TransPennine Express is to temporarily amend its West Coast Main Line services from September 12 (Photo: Tony Miles)

UK: TransPennine Express is to temporarily amend its West Coast Main Line services from September 12 ‘to provide greater stability and certainty to our customers’. This follows repeated disruption this year, with passengers facing regular full or part cancellations announced the previous evening or on the day.

The operator says this is the result of sustained high levels of sickness, a training backlog as a result of Covid-19, and other issues including reduced flexibility following the loss of its driver Rest Day Working agreement.

As a result, TPE has decided to amend its timetable, and take other supporting measures, in order to provide a greater level of stability and certainty to travellers.

The TOC says the changes are not being driven by budgetary considerations, but are ‘firmly aimed at supporting the best possible customer service based on the prevailing circumstances’.


The temporary timetable will see the current 40 trains each weekday reduced to a level similar level as seen before May, with 15 northbound and 16 southbound services a day on the West Coast Main Line.

The nine temporarily withdrawn services include three Manchester Airport – Glasgow services, a Liverpool – Preston service and a Manchester Airport – Lancaster service each weekday, with two Manchester Airport – Glasgow services and a Manchester Airport – Edinburgh service withdrawn over part of the route.

In the southbound direction two Glasgow – Manchester Airport services, an Edinburgh – Manchester Airport service and a Lancaster – Manchester Airport service will be withdrawn each weekday. An Oxenholme – Liverpool service will start from Lancaster and a Glasgow – Liverpool service and three Glasgow – Manchester services will each be withdrawn over part of the route.
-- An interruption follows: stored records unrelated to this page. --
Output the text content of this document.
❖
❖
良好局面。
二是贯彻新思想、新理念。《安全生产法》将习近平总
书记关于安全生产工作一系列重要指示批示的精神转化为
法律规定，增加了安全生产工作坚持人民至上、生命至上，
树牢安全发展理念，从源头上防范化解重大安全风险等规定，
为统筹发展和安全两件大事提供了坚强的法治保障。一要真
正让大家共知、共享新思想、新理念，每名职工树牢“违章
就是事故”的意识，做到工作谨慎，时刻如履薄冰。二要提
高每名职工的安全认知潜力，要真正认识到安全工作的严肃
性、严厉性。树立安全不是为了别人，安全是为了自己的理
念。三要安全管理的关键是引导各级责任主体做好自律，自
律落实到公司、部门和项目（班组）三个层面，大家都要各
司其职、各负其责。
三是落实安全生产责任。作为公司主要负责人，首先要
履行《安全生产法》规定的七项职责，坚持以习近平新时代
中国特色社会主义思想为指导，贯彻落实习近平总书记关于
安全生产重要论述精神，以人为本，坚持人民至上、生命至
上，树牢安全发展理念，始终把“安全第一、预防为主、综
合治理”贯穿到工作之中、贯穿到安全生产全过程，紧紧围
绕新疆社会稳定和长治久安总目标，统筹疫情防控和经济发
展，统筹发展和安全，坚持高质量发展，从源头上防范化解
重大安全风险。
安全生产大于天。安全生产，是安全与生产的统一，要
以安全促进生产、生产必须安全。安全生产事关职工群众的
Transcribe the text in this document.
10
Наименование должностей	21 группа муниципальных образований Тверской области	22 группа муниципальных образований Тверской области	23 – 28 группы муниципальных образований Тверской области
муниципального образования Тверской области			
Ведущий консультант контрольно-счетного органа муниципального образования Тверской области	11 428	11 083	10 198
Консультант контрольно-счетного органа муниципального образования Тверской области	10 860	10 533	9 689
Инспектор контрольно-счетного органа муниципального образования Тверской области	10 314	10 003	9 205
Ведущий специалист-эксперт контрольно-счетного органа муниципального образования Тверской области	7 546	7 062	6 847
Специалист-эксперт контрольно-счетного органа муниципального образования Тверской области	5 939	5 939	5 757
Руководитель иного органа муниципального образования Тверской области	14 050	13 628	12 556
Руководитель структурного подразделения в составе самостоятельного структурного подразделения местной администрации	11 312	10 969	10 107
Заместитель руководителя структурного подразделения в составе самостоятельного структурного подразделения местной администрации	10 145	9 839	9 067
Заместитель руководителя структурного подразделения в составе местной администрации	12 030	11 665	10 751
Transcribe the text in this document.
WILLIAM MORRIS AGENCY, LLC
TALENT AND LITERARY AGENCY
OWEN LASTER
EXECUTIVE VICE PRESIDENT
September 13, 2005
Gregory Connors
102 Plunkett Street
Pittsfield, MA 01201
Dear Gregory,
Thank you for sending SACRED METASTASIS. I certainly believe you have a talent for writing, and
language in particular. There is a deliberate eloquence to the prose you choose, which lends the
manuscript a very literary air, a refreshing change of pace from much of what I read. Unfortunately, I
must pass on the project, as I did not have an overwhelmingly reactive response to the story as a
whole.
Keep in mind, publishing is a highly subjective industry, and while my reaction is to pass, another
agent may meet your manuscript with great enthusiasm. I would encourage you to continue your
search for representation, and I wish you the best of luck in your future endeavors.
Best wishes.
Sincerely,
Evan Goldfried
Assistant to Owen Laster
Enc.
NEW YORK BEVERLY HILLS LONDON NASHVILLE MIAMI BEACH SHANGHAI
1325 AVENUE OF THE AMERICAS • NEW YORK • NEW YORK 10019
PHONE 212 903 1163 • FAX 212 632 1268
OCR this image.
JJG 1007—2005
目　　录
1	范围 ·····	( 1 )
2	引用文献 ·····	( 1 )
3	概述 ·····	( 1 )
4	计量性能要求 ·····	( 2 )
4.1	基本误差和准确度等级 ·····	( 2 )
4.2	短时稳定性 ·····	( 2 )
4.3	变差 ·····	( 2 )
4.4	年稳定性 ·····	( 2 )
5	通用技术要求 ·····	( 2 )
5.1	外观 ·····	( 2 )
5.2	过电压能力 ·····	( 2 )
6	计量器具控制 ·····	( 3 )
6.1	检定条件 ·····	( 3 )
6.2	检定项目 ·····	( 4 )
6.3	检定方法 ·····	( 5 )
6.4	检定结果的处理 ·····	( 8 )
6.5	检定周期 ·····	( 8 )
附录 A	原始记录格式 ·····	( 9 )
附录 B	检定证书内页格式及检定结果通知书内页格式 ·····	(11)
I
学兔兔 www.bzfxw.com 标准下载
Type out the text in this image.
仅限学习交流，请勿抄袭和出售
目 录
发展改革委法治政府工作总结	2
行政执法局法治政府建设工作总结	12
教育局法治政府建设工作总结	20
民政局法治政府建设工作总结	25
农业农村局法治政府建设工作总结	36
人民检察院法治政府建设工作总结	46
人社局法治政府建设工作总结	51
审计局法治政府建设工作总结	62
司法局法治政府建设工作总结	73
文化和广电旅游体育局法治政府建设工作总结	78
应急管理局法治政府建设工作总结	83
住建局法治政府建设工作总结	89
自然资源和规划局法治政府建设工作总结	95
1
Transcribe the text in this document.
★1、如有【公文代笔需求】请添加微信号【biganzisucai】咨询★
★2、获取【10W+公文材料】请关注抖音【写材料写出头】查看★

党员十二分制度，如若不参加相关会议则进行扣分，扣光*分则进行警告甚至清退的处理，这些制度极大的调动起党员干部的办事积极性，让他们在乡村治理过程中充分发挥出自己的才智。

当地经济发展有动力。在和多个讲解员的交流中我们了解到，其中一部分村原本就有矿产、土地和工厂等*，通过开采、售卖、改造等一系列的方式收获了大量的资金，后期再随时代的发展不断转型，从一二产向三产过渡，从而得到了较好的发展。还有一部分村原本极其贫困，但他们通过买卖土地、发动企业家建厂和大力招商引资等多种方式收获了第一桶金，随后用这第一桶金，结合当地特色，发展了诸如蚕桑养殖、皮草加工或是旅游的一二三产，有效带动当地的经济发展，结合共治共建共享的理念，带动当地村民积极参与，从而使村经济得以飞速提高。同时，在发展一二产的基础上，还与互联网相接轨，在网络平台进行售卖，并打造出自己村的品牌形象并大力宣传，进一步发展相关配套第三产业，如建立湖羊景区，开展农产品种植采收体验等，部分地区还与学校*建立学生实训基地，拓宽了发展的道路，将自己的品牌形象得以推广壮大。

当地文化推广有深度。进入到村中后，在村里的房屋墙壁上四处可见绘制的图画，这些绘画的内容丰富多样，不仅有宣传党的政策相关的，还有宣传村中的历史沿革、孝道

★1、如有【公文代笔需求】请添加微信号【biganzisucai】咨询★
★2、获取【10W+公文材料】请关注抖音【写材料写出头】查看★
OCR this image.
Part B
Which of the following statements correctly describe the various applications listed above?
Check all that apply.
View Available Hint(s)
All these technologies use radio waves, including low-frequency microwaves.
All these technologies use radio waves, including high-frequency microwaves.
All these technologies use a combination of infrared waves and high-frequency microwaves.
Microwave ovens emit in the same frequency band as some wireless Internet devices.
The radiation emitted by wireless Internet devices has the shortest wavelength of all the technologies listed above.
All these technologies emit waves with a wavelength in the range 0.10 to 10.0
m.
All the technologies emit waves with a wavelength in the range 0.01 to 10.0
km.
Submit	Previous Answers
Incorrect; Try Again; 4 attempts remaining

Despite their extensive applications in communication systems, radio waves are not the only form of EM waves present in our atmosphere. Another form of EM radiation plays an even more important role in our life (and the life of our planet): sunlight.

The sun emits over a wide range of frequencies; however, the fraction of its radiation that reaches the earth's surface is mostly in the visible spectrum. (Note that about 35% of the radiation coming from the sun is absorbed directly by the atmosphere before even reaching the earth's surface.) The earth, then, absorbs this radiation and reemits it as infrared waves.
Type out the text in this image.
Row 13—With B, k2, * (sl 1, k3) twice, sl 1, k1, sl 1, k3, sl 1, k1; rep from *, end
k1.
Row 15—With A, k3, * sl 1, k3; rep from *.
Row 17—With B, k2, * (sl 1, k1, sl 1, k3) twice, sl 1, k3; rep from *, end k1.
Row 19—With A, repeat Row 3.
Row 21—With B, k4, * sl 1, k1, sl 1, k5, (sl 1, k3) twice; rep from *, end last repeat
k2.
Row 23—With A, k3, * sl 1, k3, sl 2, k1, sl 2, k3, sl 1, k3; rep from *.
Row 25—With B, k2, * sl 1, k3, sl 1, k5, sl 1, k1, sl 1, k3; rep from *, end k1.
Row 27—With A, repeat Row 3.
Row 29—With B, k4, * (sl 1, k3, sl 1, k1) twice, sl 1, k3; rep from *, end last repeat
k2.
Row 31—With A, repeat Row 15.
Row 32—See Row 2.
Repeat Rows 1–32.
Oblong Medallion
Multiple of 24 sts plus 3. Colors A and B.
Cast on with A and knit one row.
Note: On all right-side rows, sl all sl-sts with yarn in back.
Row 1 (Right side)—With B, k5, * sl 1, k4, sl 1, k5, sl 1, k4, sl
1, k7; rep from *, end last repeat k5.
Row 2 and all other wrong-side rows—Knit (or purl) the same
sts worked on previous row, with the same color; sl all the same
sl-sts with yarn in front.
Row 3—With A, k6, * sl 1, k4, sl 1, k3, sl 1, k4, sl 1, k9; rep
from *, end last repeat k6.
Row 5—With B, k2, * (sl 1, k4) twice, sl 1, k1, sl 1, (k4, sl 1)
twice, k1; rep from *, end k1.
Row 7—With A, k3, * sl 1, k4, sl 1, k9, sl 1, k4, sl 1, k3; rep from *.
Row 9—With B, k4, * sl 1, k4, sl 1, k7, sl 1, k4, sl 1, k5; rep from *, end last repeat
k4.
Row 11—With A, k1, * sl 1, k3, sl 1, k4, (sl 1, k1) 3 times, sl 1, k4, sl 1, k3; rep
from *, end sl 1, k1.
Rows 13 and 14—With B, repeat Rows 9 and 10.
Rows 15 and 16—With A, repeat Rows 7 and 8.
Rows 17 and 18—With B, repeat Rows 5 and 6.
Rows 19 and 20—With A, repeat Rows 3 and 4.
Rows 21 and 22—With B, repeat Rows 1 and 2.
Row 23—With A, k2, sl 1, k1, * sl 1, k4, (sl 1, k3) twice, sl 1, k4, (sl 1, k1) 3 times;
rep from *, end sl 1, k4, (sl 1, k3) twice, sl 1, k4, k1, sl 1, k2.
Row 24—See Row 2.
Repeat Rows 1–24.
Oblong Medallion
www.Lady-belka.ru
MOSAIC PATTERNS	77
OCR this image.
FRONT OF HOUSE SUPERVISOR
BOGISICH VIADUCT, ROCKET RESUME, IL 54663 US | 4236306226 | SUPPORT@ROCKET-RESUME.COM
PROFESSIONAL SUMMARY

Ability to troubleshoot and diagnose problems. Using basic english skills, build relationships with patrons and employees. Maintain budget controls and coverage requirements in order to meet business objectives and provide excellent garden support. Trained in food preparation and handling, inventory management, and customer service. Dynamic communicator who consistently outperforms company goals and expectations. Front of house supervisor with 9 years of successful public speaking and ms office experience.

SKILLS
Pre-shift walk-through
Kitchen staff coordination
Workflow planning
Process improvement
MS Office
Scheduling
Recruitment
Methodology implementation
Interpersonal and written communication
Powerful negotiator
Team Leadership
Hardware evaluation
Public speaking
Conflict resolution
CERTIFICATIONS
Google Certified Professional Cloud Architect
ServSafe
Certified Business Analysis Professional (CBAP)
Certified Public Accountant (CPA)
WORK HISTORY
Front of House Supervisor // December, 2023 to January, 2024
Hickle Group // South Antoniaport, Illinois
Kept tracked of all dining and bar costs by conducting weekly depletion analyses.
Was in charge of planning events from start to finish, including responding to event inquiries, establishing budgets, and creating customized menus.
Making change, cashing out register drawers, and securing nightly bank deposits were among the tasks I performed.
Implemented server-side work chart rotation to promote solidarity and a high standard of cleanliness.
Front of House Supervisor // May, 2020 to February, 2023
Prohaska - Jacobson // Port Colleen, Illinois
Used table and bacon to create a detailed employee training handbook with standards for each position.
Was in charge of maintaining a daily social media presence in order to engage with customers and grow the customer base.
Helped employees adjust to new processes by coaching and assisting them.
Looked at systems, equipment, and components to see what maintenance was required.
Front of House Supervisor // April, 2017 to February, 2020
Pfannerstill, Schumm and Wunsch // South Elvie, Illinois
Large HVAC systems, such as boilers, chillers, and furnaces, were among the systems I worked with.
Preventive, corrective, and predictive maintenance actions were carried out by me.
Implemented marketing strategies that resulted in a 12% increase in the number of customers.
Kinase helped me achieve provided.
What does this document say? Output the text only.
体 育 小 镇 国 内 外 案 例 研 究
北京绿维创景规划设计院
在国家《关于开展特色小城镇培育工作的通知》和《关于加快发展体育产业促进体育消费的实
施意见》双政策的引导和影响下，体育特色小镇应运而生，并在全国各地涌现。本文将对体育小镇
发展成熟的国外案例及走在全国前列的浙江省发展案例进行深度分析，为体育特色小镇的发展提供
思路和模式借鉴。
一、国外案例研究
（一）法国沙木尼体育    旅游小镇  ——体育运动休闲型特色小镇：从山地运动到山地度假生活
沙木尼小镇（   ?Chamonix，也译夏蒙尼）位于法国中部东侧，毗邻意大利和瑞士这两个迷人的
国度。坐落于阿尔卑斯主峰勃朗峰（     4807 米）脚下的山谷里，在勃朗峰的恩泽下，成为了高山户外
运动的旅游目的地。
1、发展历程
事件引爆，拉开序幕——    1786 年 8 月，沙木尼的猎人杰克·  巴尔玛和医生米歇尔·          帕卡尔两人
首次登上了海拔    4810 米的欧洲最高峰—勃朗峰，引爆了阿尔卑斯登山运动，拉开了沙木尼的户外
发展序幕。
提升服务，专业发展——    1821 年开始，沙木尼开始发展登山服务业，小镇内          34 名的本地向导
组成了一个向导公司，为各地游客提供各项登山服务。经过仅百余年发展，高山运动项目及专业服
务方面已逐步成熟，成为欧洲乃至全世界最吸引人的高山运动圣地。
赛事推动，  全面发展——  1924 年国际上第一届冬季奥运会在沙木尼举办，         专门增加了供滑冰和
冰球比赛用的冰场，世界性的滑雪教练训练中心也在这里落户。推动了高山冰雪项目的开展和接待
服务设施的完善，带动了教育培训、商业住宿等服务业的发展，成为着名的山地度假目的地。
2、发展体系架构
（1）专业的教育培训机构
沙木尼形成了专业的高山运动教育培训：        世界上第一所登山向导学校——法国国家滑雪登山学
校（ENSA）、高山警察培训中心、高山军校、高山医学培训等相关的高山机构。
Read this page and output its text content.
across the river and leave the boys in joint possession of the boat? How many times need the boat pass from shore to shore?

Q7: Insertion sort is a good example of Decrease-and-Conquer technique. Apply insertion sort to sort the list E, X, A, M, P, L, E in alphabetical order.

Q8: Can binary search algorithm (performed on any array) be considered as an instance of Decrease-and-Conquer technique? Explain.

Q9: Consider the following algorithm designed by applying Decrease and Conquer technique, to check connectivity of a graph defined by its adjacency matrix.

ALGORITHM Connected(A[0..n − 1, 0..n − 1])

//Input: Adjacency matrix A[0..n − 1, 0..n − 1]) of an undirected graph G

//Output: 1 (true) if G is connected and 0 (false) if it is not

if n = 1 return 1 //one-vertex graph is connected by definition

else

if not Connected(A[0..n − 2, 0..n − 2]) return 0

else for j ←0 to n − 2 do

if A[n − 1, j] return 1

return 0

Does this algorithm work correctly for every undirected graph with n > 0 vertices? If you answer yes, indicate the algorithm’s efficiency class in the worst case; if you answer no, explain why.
Saturday service patterns will be broadly similar to the weekdays, while Sunday services will reflect recent patterns.

Services will continue to be impacted by planned engineering works, and there will be significant impacts on days when strike action is taking place.

Other services

The amended timetable is now available on online planning and booking tools.

TPE says it has looked closely at the proximity of other operators’ services on the WCML and feeder routes, and in most cases where services are withdrawn people can use Avanti West Coast or Northern trains close to the normal departure time.

Avanti West Coast will also make additional stops to cater for Penrith and Lockerbie customers on Saturdays which would represent an improvement over the current levels of service.

TPE said ‘where any gaps occur compared to the current advertised rail service, and in response to feedback from Transport for the North members who have been consulted on this temporary timetable, we are finalising arrangements to put in rail replacement buses at certain times of the day. These will provide additional connectivity between Motherwell and Carlisle, Penrith and Lockerbie, Edinburgh and Carlisle and Carlisle and Lockerbie to supplement rail services for those customers whose regular journey option via train is impacted.’


The effectiveness of the timetable will be reviewed with stakeholders and the Rail North Partnership over the coming months. TPE aims to re-introduce services progressively from the December timetable change, with full restoration by May 2023 at the latest.

The operator has also faced criticism for ad hoc cancellations of services on its northern and southern trans-Pennine routes, with driver shortages and sickness compounded by the need to carry out extensive training on new rolling stock and diversionary routes as the Transpennine Route Upgrade programme progresses and routes are closed for enhancement work.

Insiders expect consultation with the Rail North Partnership and other stakeholder groups to result in some very minor changes on these service groups, particularly during off-peak hours.

Industry insiders note that the shortage of drivers across a number of TOCs was forecast at the start of the pandemic, when it was pointed out that retirements and moves new roles would continue and the gap in the replacement pipeline caused the pause in training would start to create problems within a couple of years.

This has been exacerbated by a range of issues including the offer of some significantly higher salaries by rail freight operators, and even the road haulage sector where train drivers have been attracted across by pay offers in excess of their earnings on the railway.